Nunca más palmario que en esta película de Neil Jordan. Cualquier cosa que yo pueda decir al respecto debe ser tomada como una flecha que los conduzca a la pasión, pero nunca la diana a la que conducen los dardos. No lograré decir ni remotamente la belleza que entraña.

No dejaré de intentarlo, no obstante: “El ocaso de un amor” es el relato de un amor inconveniente.

Lo primero que vemos es un hombre escribiendo una historia en su máquina. Lo primero que oímos es que lo que escribe es un diario de “Odio”. Las escenas que comienza a narrar describen una tormenta invernal más que copiosa en la que él, Maurice Bendrix (Ralph Fiennes) halla bajo la lluvia a Henry Miles (Stephen Rea), quien busca a su mujer por la calle. Bendrix lo acompaña y ambos se traban en una charla en la que la infidelidad de Sarah, la esposa de Miles, es el barrunto de ambos. La confidencia revela que efectivamente el esposo se sabe engañado, pero de a poco vamos viendo en las motivaciones de Bendrix incluso más pasión por descubrir el engaño que la del propio esposo.

Miles le muestra la tarjeta de un detective privado y Bendrix le propone consultarlo él, en su nombre, por evitarle el escarnio. Ya entonces podemos adivinar que los celos provienen de una relación clandestina entre Maurice y la mujer, que al parecer ha terminado.

Lo que sucederá desde entonces y en adelante es una narrativa de idas y vueltas en el tiempo del relato que se construye como un rompecabezas y va revelando, igual que en la lectura de una novela literaria, como un oleaje, una verdad exterior en correspondencia con la verdad interior que lo anima todo. Así, el sufrimiento de estos tres personajes va increscendo sin pausa y retratando tres modos diversos de vivir aquella pleamar.

Tres evoluciones diferentes se dan cita. La resignación de Miles, sin misticismo, inmanente, que acepta el destino que le ha tocado en suerte, por su debilidad. El despertar religioso de Sarah, quien al plegarse a la voluntad divina leída en el devenir de las cosas, atesora en cada suceso los designios de Dios, que es el verdadero Norte. Para ella, definitivamente, no existe el azar.

Y, por último, el odio de Maurice, que se resiste infructuosamente al dolor, por inexorable que sea.

La profundidad del planteo llega a su resolución en las palabras de la obra literaria que está escribiendo Bendrix, desde el principio al fin. Porque también en él, aunque no quiera, hay un despertar religioso. “Este es un diario de odio”, dice en los albores. Del odio a Dios porque me la ha arrebatado, completa al final.

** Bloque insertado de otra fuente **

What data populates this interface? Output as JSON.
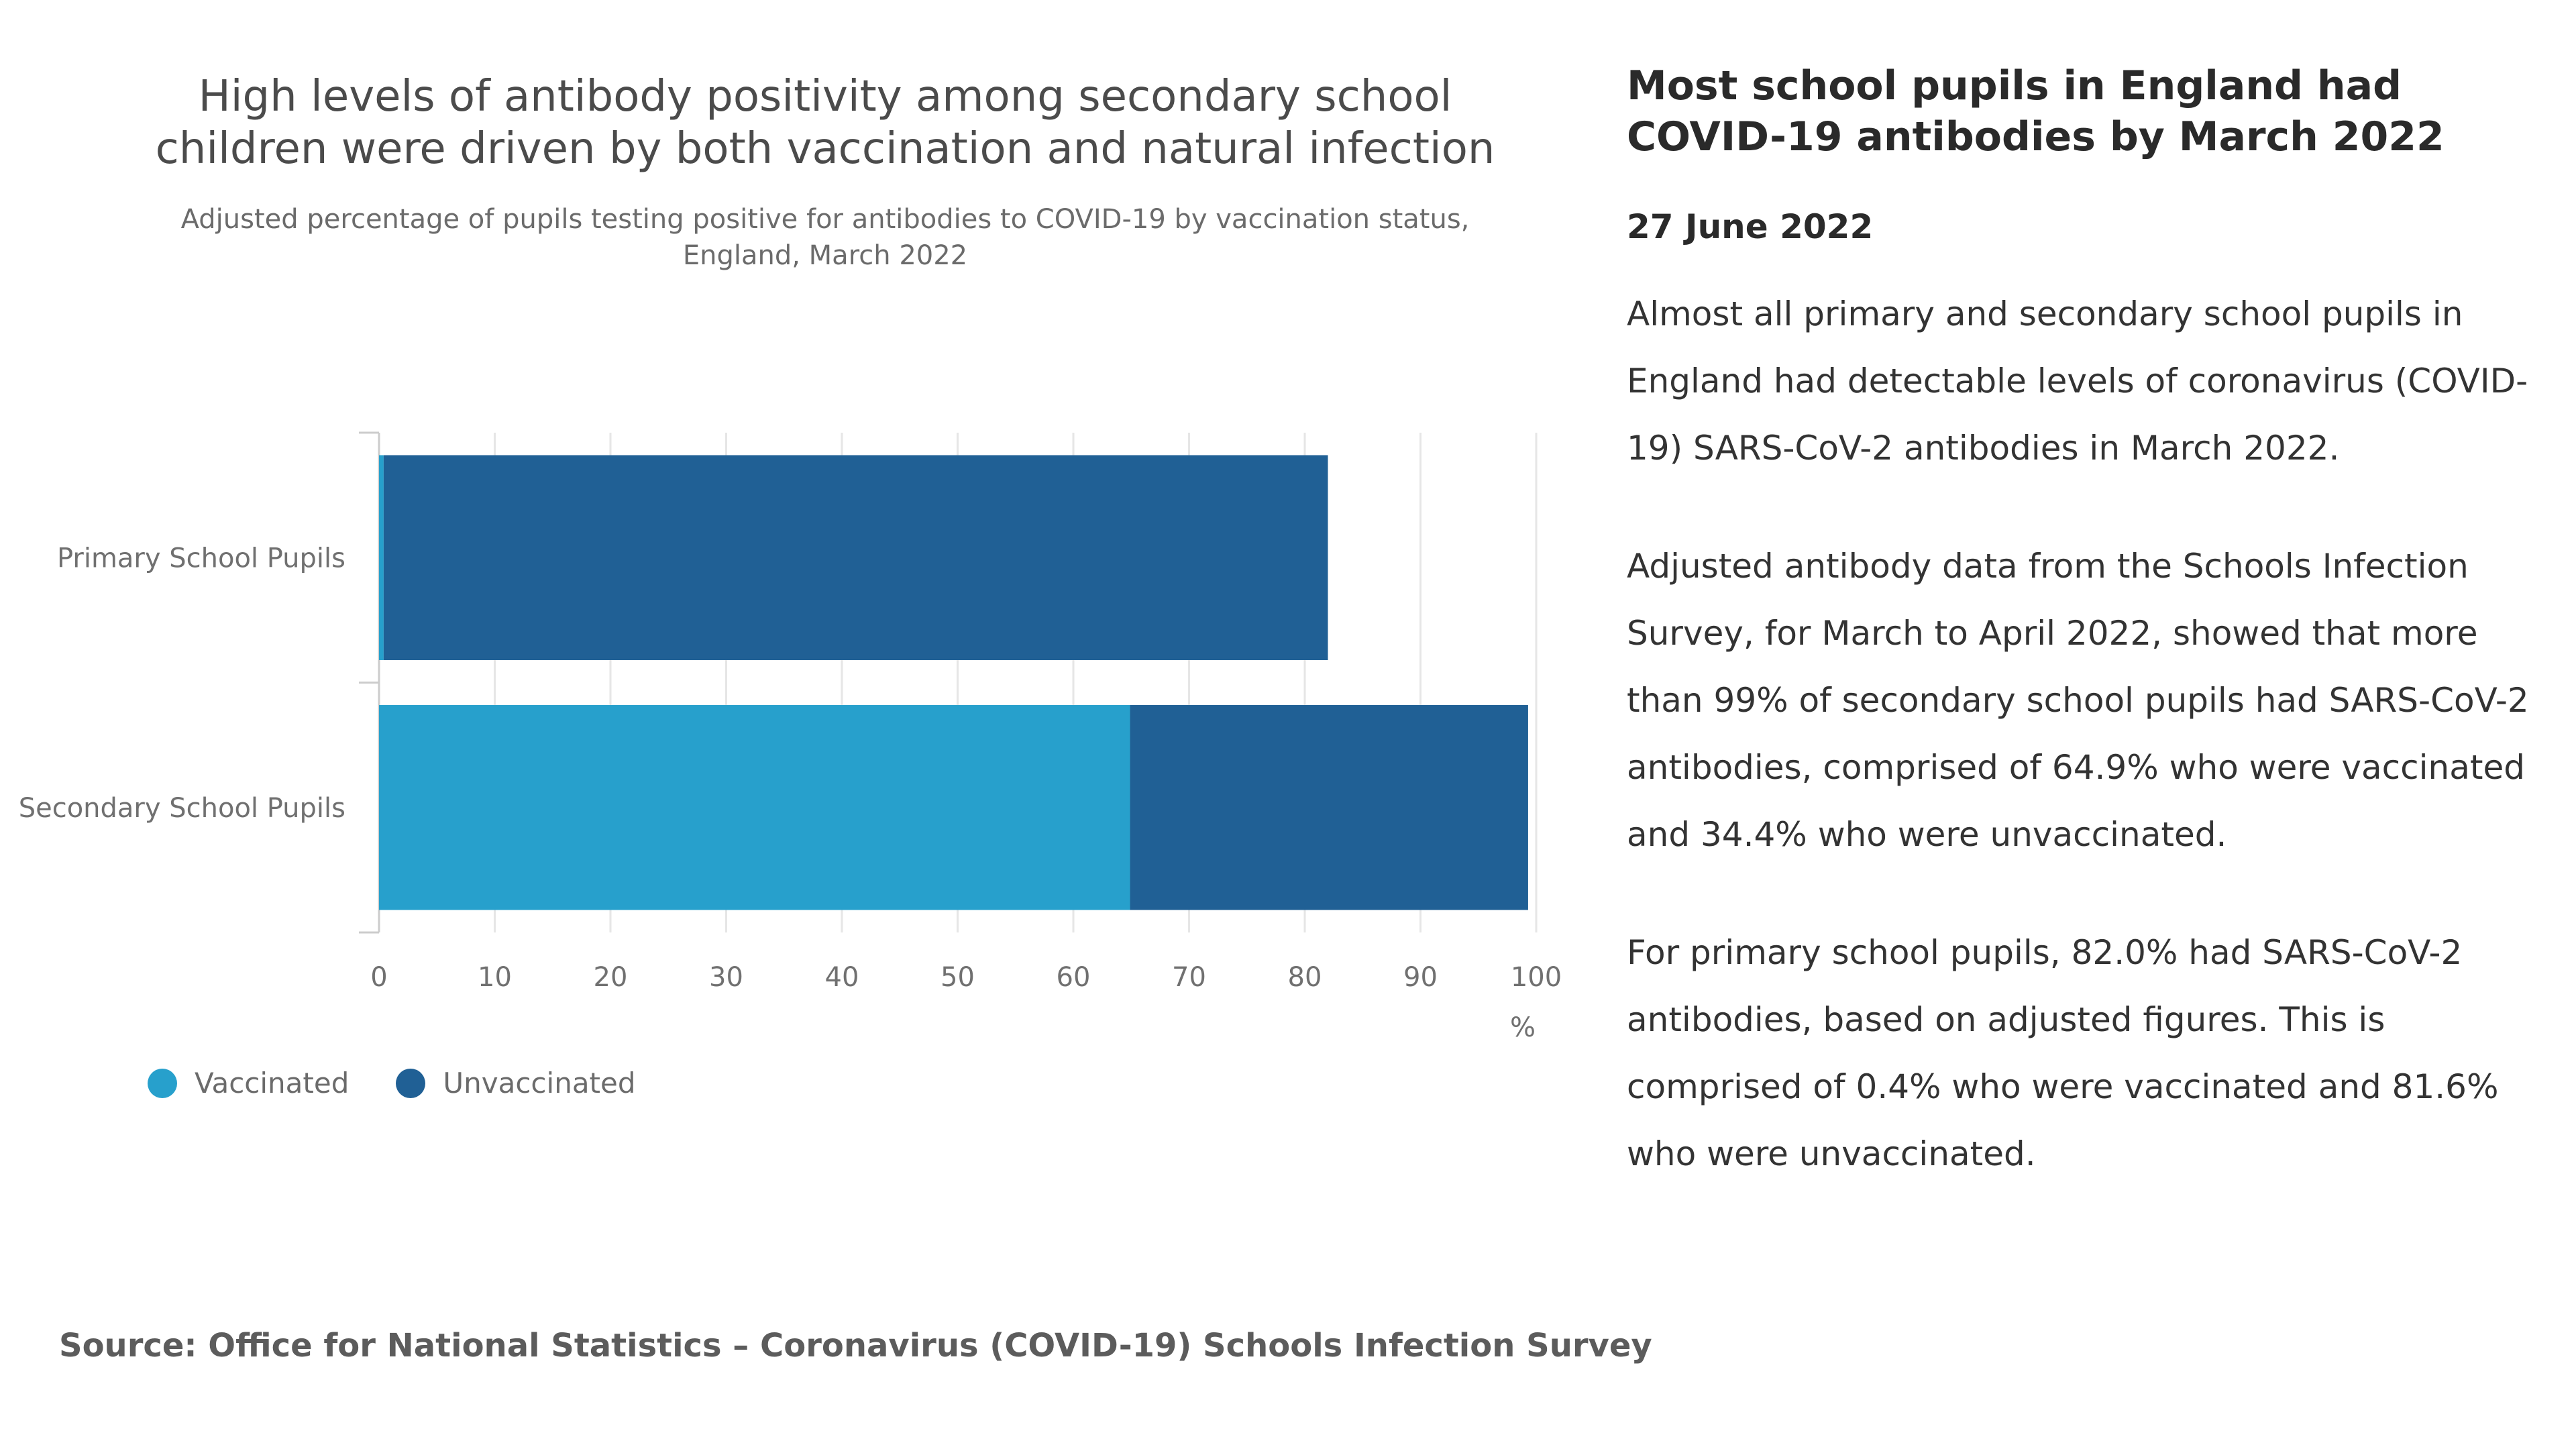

¿Acaso el odio y el cuestionamiento de la voluntad divina, no son, en sí mismos, un modo de dialogar con él, una oscura forma de creer?

Enmarcada en tiempos de la Segunda Guerra Mundial, el panorama exterior queda como un escenario que poco cambia las realidades dignas de ser iluminadas. La tragedia humana está en cada célula de la historia y la belleza que encierra no se ausenta aquí ni un segundo, como no lo hace nunca en las obras que merecen ser clásicas por su universalidad y por su hondura.

No queda más que agradecer a la plataforma que la ofrece (Max) y a quien haya funcionado como la mano visible de lo invisible que nos ha permitido la visión de una maravilla semejante.